Senators slam House for stalling reform
Bills designed to reform state government and make its workings more open to Pennsylvania taxpayers likely will die this session because of inaction in the House, the Senate majority leader said Monday.
Sen. Dominic Pileggi, R-Delaware County, told the Tribune-Review he has received no indication that the House will take up bills to increase fines for violating the open meetings law, to post state salaries online, ban bonuses to legislative staffers, curb conflicts of interest and require disclaimers for TV advertisements paid for with tax dollars.
"It leads you to question how serious (House leaders) are about reform," said Senate Majority Whip Jane Orie, a McCandless Republican, who met with Trib editors.
House Majority Leader Bill DeWeese, D-Greene County, who controls the House calendar, said through a spokesman that one of the Senate's bills -- increasing penalties for violating the Sunshine law -- is "on the House voting calendar" next week.
That doesn't guarantee a House vote, however. The House amended the bill and the Senate, which would need to reconsider it, is scheduled for only three session days next week.
The House, which will be in session a few additional days in October and after the November election, "is an equal chamber" to the Senate and has every right to change the open meetings bill, said Tom Andrews, DeWeese's spokesman.
"If they want to avoid working in the month of November, that's up to them," Andrews said. He questioned whether the bills are a priority for Senate leaders if they aren't coming back to session after next week.
Senate leaders have said they won't return after the election because so-called "lame duck" sessions historically have been marked by mischief. Critics say defeated and retiring legislators, the lame ducks, no longer are answerable to voters.
Pileggi said that since he joined the Senate in 2002, "there's been a dramatic change in attitude in our (Republican) caucus and even in our chamber. When I got to the Senate, it was very top-down management."
Since then, he said, the Senate has taken steps to open its process to the public, by posting votes on the Internet, putting journals of Senate action online, ending late-night sessions, requiring amendments to be published six hours before a scheduled vote and broadcasting Senate sessions on the Internet in addition to the Pennsylvania Cable Network.
While the House last year went through a lengthy process of changing its rules through the Speaker's Commission on Legislative Reform, Orie said in the Senate, "we just did it ... without any pomp and circumstance."
Now, broader reforms to open state government apparently will die because the House won't act, the senators said.

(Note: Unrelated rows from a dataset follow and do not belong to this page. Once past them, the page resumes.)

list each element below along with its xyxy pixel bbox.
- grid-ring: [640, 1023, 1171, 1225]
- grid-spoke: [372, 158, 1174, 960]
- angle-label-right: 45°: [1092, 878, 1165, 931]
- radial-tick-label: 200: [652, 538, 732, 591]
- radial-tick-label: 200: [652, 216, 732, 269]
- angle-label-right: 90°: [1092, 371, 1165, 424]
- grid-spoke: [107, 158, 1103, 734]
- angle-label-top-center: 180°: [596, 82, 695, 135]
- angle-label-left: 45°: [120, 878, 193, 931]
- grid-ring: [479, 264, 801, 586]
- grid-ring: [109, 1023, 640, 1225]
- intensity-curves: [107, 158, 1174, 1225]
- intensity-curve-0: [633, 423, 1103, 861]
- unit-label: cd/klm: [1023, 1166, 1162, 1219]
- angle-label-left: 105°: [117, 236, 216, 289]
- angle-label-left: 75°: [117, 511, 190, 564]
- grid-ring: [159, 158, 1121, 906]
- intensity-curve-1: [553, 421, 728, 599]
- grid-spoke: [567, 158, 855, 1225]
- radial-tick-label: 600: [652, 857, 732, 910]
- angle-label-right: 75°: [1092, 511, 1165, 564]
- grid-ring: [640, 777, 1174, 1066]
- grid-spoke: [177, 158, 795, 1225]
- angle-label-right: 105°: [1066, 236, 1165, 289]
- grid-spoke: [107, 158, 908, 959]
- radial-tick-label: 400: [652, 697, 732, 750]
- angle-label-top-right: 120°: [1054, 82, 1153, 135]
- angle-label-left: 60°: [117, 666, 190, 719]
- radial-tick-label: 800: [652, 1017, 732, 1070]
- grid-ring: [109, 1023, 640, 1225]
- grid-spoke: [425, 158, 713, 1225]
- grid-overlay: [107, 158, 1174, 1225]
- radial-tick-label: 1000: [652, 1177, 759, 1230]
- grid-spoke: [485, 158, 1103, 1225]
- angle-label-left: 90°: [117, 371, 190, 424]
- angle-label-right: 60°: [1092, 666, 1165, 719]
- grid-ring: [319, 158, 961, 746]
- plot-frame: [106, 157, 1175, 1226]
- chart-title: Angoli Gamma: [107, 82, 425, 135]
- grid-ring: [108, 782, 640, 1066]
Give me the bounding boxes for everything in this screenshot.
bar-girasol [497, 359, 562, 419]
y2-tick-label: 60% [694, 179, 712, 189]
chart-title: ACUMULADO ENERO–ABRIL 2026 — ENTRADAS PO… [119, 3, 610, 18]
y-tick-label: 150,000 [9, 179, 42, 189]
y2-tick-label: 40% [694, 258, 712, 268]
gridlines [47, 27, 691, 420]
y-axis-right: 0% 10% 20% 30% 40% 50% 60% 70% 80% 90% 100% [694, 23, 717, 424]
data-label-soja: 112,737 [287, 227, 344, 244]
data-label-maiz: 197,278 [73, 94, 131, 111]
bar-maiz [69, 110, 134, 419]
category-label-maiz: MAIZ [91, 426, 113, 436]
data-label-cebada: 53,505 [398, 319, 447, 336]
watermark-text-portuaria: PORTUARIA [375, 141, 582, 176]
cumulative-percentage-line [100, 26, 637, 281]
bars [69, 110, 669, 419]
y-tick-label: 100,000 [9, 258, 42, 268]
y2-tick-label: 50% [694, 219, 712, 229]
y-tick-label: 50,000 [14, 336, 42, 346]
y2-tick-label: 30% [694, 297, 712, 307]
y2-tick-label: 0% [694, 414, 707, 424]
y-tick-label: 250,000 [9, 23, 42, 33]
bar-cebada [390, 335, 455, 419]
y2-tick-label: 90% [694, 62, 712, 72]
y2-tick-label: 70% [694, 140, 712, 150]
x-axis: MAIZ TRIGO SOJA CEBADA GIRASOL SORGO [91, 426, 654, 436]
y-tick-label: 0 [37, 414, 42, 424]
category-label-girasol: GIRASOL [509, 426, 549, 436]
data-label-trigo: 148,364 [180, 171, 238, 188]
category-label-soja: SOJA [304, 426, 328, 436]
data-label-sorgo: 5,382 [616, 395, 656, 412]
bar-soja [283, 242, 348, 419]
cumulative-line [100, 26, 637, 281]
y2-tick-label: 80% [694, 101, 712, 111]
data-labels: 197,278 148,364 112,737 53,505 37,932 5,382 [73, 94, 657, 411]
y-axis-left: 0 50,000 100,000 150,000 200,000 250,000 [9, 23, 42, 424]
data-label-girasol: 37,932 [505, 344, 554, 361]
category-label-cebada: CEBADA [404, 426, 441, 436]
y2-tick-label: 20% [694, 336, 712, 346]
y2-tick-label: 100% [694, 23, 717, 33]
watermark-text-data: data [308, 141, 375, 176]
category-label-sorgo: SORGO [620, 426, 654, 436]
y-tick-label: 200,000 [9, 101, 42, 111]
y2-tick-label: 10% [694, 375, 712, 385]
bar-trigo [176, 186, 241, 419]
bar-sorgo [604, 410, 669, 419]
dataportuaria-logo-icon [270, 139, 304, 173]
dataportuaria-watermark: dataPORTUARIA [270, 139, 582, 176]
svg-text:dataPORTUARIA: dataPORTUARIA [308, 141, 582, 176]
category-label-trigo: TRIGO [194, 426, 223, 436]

Orie said it didn't help that House Republicans introduced reform bills just last week.
House Minority Policy Chairman Mike Turzai, R-Bradford Woods, who last week sponsored a reform bill similar to Orie's to require competitive bidding on legal contracts, said the problem is DeWeese's leadership.
"Bill DeWeese should run the Senate reform bills and pass them and get them on the governor's desk," Turzai said. "Bill DeWeese is being an obstructionist by not passing these bills. We can't be worried about (who gets) credit."
Turzai said House Republicans are looking for bills to which they could attach their measures as amendments, if House Democrats don't move the Senate bills. Democrats control the House by one seat.
Andrews said Turzai "knows very well that when the House was Republican (controlled), the Senate was Republican and the governor was Republican, they didn't move any of these issues."